O primeiro ponto, é sobre a carta de Van Gogh citada no episódio. Ela foi uma tradução literal tá? Mas gostaria de dar um pouco mais de explicação em como o trecho serviu de ideia para esse episódio. Então, vou trazer minha interpretação da mesma. Vincent van Gogh acha que a fama é uma armadilha para os artistas. Ele acredita que uma vez que um artista alcança a fama, eles não são mais livres para criar uma arte na qual realmente acreditam. Em vez disso, eles são forçados a criar uma arte que agrade ao público, o que muitas vezes significa criar uma arte menos original e menos desafiadora. Seu objetivo não é ser famoso, ele quer apenas fazer o que gosta e acredita, e quem sabe nesse processo ficar cada vez melhor nisso, tentando talvez se aproximar de pintores que ele considerava referência. Nessa mesma carta ele fala em como quer viver uma vida simples, mais ou menos como monges e eremitas, tendo o trabalho como paixão dominante, renunciando ao bem-estar. Criando uma arte na qual ele realmente acredita, mesmo que isso significasse que ele nunca seria famoso.

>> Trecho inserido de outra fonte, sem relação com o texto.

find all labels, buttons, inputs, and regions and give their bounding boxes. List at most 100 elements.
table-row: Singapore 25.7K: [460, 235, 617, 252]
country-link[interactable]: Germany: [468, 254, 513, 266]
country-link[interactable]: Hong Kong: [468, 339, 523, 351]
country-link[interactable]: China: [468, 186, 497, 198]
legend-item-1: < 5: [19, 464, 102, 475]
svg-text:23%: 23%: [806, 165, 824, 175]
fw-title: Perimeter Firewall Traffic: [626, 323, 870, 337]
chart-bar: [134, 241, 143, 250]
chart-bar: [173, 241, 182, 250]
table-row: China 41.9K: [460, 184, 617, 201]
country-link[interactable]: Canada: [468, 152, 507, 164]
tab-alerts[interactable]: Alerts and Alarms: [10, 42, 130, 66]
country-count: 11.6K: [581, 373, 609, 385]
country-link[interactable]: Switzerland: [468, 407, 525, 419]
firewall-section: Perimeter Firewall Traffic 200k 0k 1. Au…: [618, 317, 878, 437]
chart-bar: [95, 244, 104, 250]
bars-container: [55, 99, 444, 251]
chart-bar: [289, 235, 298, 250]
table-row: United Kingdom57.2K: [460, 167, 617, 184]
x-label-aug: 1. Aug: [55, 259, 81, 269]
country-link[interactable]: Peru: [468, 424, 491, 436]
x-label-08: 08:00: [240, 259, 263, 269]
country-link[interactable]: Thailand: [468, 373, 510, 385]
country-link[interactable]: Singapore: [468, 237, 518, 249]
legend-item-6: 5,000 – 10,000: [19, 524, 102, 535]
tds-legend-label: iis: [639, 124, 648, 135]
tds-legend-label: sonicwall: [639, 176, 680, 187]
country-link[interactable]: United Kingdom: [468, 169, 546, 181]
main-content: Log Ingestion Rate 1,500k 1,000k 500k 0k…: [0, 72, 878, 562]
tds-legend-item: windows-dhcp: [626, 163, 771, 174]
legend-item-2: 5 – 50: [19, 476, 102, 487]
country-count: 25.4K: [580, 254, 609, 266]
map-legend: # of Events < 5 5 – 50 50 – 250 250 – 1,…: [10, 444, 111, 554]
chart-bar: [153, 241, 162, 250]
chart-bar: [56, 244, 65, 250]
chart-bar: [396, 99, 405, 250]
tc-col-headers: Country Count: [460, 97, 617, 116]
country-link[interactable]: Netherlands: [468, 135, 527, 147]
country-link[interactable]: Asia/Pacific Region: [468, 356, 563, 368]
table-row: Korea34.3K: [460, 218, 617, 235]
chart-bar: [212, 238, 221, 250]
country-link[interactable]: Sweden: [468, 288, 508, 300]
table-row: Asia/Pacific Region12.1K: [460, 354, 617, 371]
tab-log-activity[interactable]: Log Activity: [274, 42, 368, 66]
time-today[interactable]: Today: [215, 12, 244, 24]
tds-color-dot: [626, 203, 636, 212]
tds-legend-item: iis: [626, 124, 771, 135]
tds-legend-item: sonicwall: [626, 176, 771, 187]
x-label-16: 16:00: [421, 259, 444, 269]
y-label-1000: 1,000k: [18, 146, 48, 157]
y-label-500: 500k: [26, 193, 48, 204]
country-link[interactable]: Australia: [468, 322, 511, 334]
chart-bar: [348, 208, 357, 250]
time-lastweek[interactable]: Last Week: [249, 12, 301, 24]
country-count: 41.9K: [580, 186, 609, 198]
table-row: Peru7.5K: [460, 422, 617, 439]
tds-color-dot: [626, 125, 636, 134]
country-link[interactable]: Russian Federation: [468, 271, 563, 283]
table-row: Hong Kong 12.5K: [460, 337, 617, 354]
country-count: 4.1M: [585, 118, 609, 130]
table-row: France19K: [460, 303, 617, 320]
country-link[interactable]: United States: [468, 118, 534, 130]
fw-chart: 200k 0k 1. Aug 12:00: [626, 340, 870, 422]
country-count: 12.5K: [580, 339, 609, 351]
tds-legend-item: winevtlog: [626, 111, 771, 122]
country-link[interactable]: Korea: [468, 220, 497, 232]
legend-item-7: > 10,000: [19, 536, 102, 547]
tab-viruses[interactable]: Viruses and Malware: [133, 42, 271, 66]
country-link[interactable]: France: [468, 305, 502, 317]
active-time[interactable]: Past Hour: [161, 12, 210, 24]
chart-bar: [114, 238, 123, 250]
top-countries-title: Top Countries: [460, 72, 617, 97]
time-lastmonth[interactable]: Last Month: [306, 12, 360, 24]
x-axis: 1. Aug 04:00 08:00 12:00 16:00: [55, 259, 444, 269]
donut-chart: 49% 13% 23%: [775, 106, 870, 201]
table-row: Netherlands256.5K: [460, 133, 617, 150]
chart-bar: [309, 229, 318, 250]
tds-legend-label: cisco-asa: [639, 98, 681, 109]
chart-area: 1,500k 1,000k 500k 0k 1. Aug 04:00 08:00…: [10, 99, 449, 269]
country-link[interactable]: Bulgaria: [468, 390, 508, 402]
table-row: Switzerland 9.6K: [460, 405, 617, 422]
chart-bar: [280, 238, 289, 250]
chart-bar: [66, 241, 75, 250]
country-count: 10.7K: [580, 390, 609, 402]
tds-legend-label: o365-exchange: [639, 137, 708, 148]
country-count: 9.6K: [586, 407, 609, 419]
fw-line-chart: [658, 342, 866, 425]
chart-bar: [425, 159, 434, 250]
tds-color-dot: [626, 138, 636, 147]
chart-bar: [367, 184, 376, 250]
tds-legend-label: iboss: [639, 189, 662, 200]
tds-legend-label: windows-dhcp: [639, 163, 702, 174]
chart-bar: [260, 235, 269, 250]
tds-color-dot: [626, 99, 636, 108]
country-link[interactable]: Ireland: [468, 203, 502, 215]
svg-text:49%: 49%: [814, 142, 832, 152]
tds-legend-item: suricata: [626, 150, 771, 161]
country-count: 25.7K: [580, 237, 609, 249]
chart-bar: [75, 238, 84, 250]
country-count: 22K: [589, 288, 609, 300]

O segundo ponto, é que por mais que a história dele pareça inspiradora, perceba que eu mencionei que ele era bem atormentado e que ao longo do tempo isso só foi piorando. Tanto que a um causo na vida dele, onde ele corta parte da própria orelha esquerda com uma navalha, depois de ficar furioso em uma discussão que ele teve com outro pintor em 1888. Inclusive depois disso ele foi diagnosticado com esquizofrenia e foi internado em um asílo. Ele morreu dois anos depois, em 29 de julho de 1890, aos 37 anos. Ele foi encontrado baleado na cabeça em um campo atrás do próprio asilo. A causa da morte de van Gogh ainda é um mistério, alguns acham que ele cometeu suicídio, enquanto outros acreditam que ele foi baleado acidentalmente. 

Aqui ressalto mais uma vez um pensamento estóico sobre a importância da busca pelo equilíbrio na vida.  Perceba como até mesmo o excesso em algo que ele amava fazer trouxe consequências que somadas a suas dificuldades emocionais e psicológicas trouxeram um final trágico para ele.

Então, resumindo: A busca incessante pela paixão criativa não deve nos cegar para os aspectos fundamentais da vida, como cuidar de nossa saúde física e mental, nutrir relacionamentos significativos e tentar equilibrar as várias dimensões de nossa existência.